Private banker and clinet

Dans le cadre de la semaine de la finance organisée du 12 au 17 mars par l’ISEG Finance School s’est tenue une conférence intitulée « Quel avenir pour le Private Equity européen ? » et qui a réuni un parterre de professionnels du capital investissement venus parler de l’avenir de leur profession. L’occasion de faire le point sur un métier malmené pendant la crise et que nous avions classé parmi les secteurs en berne pour l’année 2012.

Et pour cause : l’Association française des investisseurs en capital (Afic) elle-même s’inquiète du faible niveau des levées de fonds et s’interroge sur l’avenir du capital risque. En outre, « les normes prudentielles comme Bâle III et Solvency II font que les établissements bancaires et les compagnies d’assurances se désengagent du private equity », constate Thomas Liaudet, Partner chez Campbell Lutyens. Ainsi, l’an dernier, Crédit Agricole a cédé sa filiale de capital investissement tandis que BNP Paribas et AXA cherchent à mettre en vente leur branche private equity. De son côté, Philippe Gire, Directeur et Fondateur de Elaia Partners, craint que les « dispositifs fiscaux comme les FCPI ou les FIP ne finissent par être remis en cause ». Le pessimisme ambiant est tempéré par Olivier Goy, Président Directeur Général, 123Venture : « 2011 a été une belle année pour les cessions. Nous avons fait 17 fois la mise sur la vente d’une société comme Critéo, et nous avons en portefeuille des sociétés valorisées 20 à 30 fois la mise initiale. C’est la preuve que malgré la crise, de jeunes entreprises se développent. Les gens vont revenir vers le capital-risque, c’est certain ».

En attendant, dans un contexte plutôt difficile, la question est de savoir si le secteur recrute toujours. Assurément, la réponse est oui. « Des fonds se créent tous les jours dans le monde », rappelle François Feige, Managing Partner chez Veymont Capital Partners aux Pays-Bas. Dans l’Hexagone, des recrutements sont annoncés au Fonds Stratégique d’Investissement (FSI) qui, fin décembre 2011, employait déjà 62 salariés, donc 13 directeurs d’investissements et 15 chargés d’affaires. « Il ne faut pas oublier que c’est la plus grosse société de private equity en France », rappelle Olivier Pastré, Professeur à l’Université Paris VIII, Président de la banque d’affaires IMBank et membre du cercle des économistes.

Profils recherchés

Etant donné le gel des recrutements dans de nombreuses banques d’investissement, la tentation est grande de postuler pour les firmes de private equity. D’autant plus que, contrairement à la finance de marché, nul besoin d’être un matheux pur et dur pour y travailler. « Le capital investissement recouvre plein de domaines : financier, mais aussi marketing, stratégie, management… », note Thomas Liaudet.
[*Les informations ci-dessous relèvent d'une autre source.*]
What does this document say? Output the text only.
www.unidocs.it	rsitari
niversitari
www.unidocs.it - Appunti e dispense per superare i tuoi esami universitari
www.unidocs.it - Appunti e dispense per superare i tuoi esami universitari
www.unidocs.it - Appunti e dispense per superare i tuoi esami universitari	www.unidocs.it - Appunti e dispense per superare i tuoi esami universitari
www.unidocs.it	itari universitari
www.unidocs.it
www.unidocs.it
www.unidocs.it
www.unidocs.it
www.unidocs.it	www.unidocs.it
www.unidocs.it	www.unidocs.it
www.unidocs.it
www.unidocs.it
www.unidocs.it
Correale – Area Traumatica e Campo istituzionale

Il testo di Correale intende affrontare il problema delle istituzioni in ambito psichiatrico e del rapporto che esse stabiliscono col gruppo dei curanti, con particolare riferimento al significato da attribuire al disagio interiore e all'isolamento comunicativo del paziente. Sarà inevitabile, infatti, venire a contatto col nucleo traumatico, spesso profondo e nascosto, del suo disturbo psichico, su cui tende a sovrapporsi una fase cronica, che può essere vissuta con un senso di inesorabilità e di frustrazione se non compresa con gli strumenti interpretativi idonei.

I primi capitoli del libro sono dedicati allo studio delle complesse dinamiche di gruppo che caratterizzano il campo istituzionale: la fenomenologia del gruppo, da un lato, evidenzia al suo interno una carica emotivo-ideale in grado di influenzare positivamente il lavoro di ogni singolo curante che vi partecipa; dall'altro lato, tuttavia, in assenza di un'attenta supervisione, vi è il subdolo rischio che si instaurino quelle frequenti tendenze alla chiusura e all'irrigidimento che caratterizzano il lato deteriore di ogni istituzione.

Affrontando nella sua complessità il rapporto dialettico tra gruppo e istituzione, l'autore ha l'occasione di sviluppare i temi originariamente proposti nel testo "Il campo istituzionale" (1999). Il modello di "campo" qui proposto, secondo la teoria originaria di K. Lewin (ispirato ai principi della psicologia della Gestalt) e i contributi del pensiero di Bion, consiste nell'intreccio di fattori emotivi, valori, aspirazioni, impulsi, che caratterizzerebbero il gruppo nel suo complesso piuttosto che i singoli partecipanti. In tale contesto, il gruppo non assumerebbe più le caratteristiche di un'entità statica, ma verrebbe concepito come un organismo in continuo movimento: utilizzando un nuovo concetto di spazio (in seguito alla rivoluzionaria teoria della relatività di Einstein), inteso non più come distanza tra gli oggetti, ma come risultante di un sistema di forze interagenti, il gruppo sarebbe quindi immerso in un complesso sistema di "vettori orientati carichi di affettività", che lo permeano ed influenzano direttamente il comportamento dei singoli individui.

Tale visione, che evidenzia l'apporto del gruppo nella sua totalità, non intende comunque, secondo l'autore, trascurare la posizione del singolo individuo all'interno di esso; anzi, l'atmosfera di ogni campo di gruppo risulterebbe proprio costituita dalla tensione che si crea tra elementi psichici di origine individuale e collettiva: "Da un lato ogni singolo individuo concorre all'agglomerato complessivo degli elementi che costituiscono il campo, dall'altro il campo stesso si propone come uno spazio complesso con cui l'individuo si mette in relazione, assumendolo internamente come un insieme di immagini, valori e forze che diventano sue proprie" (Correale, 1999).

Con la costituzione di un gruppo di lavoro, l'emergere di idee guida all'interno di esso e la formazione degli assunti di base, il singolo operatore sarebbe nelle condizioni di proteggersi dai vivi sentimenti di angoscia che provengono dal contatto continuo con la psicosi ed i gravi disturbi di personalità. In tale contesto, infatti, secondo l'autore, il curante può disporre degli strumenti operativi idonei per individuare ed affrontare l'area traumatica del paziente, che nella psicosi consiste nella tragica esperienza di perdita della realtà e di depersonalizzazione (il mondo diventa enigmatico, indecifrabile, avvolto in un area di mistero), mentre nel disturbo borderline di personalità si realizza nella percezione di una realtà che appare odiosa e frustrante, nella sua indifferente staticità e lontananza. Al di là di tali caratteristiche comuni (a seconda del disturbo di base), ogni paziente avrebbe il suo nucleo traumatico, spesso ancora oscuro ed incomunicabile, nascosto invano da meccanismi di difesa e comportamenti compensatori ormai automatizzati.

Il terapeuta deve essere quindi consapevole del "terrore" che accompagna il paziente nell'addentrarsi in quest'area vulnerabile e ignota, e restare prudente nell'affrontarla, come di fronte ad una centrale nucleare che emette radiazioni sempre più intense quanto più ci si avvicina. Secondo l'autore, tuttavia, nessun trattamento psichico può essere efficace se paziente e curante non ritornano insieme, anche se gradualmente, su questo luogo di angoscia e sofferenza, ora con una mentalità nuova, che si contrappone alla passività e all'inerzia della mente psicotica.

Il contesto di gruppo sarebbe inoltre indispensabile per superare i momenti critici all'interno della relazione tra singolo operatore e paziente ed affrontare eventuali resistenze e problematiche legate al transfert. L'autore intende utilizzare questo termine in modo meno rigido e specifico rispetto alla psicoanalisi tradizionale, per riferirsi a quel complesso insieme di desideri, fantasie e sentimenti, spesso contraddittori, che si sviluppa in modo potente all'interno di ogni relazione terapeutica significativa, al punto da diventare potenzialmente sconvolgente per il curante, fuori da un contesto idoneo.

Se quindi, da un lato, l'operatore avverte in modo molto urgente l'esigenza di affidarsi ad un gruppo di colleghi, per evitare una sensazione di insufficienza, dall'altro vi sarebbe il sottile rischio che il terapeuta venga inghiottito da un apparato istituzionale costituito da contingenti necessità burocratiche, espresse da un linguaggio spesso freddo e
Cela dit, la sélection reste sévère dans un milieu qui emploie vraisemblablement moins d’un millier de professionnels en France. « A ceux qui veulent travailler dans le capital développement, je conseille une expérience de 1 à 3 ans en cabinet d’audit ou de conseil en stratégie. Vous allez y rencontrer un tas d’entreprises et apprendre à travailler en équipe. En plus, ces cabinets recrutent en ce moment », note Gonzague de Blignières, Président du Comité de surveillance d’Equistone Partners Europe. « Si vous voulez travailler dans le capital risque, le mieux est encore d’afficher une expérience dans une start-up, quel que soit le poste que vous occupez : vous êtes au cœur du réacteur », indique Philippe Gire.

Le secteur du private equity n’est en tout cas pas prêt de disparaître. « Il ne faut pas oublier qu’en France, le capital investissement représente 50 milliards d’euros d’actifs sous gestion », rappelle Gonzague de Blignières, indiquant que l’industrie française du private equity se situe à la deuxième place européenne et la troisième place mondiale derrière les Etats-Unis et le Royaume-Uni. « Et les marges de progression sont grandes si l’on considère qu’il y a près de 400 000 business angels aux Etats-Unis, 40 000 au Royaume Uni et 4 000 en France ».